Yan Jiang décrit un « cycle de rétroaction des précipitations » : « Lorsque le sol s'assèche, cela réduit l'évaporation, ce qui à son tour réduit les futures précipitations, créant un cycle de sécheresse qui s'auto-renforce. »
- Impact global : Le Midwest est un fournisseur majeur de céréales sur les marchés mondiaux. Les perturbations dans cette région ont des répercussions bien au-delà des frontières américaines.
- Solutions possibles : Les producteurs du Midwest pourraient bénéficier d'une attention accrue à la gestion de l'humidité du sol, à l'efficacité de l'irrigation et au calendrier des semis pour éviter d'aggraver le stress de la sécheresse.
L'Afrique de l'Est : un équilibre délicat
L'Afrique de l'Est fait face à une situation plus précaire, mais encore réversible. L'expansion rapide des terres cultivées et la perte des forêts tropicales environnantes menacent les sources d'humidité qui maintiennent les précipitations dans la région.
« Cela crée un conflit dangereux », explique Jiang. « Les agriculteurs défrichent les forêts pour cultiver plus de céréales, mais ces forêts aident à générer les pluies dont les cultures dépendent. Si cette source d'humidité disparaît, la sécurité alimentaire locale sera davantage menacée. »
Cependant, Jiang perçoit aussi une opportunité : « L'Afrique de l'Est est en première ligne du changement, mais il est encore temps d'agir. Une gestion plus intelligente des terres, comme la conservation des forêts et la restauration de la végétation, peut protéger les pluies et soutenir la croissance agricole. »
Les forêts : des alliées essentielles pour l'agriculture
La recherche souligne que les forêts et les écosystèmes naturels sont des alliés cruciaux pour l'agriculture. Les forêts libèrent de grandes quantités de vapeur d'eau dans l'atmosphère par évaporation et transpiration.
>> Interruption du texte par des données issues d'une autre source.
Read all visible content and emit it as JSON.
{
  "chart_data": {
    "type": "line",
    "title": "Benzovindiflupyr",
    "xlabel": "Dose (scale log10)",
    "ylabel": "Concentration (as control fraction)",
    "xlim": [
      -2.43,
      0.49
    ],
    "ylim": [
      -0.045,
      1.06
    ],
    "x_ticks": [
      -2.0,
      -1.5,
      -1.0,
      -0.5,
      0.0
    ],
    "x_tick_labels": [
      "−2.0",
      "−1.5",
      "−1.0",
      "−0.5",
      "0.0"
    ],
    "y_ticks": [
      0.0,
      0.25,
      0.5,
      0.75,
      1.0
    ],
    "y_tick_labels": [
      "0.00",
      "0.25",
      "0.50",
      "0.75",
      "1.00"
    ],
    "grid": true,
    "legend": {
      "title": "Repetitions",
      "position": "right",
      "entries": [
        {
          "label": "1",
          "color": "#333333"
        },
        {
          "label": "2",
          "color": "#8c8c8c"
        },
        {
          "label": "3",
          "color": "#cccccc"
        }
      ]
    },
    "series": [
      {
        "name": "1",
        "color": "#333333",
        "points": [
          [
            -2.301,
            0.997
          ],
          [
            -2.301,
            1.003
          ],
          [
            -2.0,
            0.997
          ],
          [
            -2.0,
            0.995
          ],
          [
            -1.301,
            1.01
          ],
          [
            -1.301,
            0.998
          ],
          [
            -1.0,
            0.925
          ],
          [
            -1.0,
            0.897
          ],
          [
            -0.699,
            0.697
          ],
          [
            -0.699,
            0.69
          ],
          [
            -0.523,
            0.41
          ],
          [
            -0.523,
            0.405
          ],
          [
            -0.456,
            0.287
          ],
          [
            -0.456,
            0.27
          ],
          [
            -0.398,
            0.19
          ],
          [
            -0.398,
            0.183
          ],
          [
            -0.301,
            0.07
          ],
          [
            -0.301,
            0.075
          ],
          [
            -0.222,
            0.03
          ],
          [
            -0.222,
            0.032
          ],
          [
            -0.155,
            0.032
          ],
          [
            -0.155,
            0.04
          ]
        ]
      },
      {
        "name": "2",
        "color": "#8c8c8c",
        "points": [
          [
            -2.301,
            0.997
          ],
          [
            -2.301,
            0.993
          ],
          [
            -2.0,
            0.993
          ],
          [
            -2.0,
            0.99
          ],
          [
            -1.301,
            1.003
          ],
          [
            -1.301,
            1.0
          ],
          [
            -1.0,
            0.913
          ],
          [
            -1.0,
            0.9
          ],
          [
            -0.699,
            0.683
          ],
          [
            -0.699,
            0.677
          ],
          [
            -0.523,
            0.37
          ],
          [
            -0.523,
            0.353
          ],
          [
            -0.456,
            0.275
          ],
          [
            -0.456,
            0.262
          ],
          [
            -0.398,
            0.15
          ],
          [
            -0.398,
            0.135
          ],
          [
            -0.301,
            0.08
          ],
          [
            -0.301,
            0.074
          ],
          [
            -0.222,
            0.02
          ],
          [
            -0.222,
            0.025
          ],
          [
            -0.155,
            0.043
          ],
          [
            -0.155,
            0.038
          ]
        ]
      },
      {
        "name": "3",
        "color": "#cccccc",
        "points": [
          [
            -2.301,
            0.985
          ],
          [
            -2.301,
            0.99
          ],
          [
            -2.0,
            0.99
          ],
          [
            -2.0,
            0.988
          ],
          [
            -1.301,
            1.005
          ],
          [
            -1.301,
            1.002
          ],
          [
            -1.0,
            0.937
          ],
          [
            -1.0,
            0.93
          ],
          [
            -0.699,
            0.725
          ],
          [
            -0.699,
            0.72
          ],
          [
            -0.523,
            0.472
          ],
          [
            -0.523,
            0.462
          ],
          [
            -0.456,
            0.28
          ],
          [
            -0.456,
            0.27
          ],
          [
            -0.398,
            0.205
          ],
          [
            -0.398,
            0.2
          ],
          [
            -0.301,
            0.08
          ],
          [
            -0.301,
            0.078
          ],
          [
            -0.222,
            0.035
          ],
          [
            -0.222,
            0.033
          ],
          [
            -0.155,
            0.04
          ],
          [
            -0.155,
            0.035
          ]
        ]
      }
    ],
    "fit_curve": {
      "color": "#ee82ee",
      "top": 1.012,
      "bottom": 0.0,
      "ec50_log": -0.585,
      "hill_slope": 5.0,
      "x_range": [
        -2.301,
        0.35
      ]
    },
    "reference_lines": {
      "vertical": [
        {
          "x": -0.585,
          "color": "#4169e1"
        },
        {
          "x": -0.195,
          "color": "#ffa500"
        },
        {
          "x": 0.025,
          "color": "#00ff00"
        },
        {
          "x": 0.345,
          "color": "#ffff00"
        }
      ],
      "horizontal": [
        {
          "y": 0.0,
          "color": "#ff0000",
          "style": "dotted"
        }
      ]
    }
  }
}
Elles ensemencent ainsi efficacement les nuages qui apportent la pluie aux terres cultivées voisines.
« Les forêts des hautes terres sont comme des faiseuses de pluie naturelles », déclare Jiang. « Protéger ces écosystèmes ne concerne pas seulement la biodiversité, mais aussi le maintien de l'agriculture. »
Le rôle des écosystèmes
Les forêts contribuent à l'humidité atmosphérique via l'évaporation et la transpiration des plantes, un processus vital pour la formation des nuages et des précipitations locales.
Un outil pour une meilleure gestion des terres et de l'eau
Les travaux de Jiang fournissent un nouveau cadre scientifique reliant la gestion des terres, les régimes de précipitations et la planification des cultures. Cette relation pourrait devenir centrale pour les futures stratégies de résilience à la sécheresse.
La nouvelle technique de cartographie par satellite de l'étude pourrait aider les gouvernements et les agriculteurs à identifier les zones où investir. Cela inclut l'infrastructure d'irrigation, le stockage de l'eau dans le sol et la conservation des forêts pour maintenir des précipitations fiables. Cette approche proactive est essentielle pour assurer la sécurité alimentaire mondiale face au changement climatique.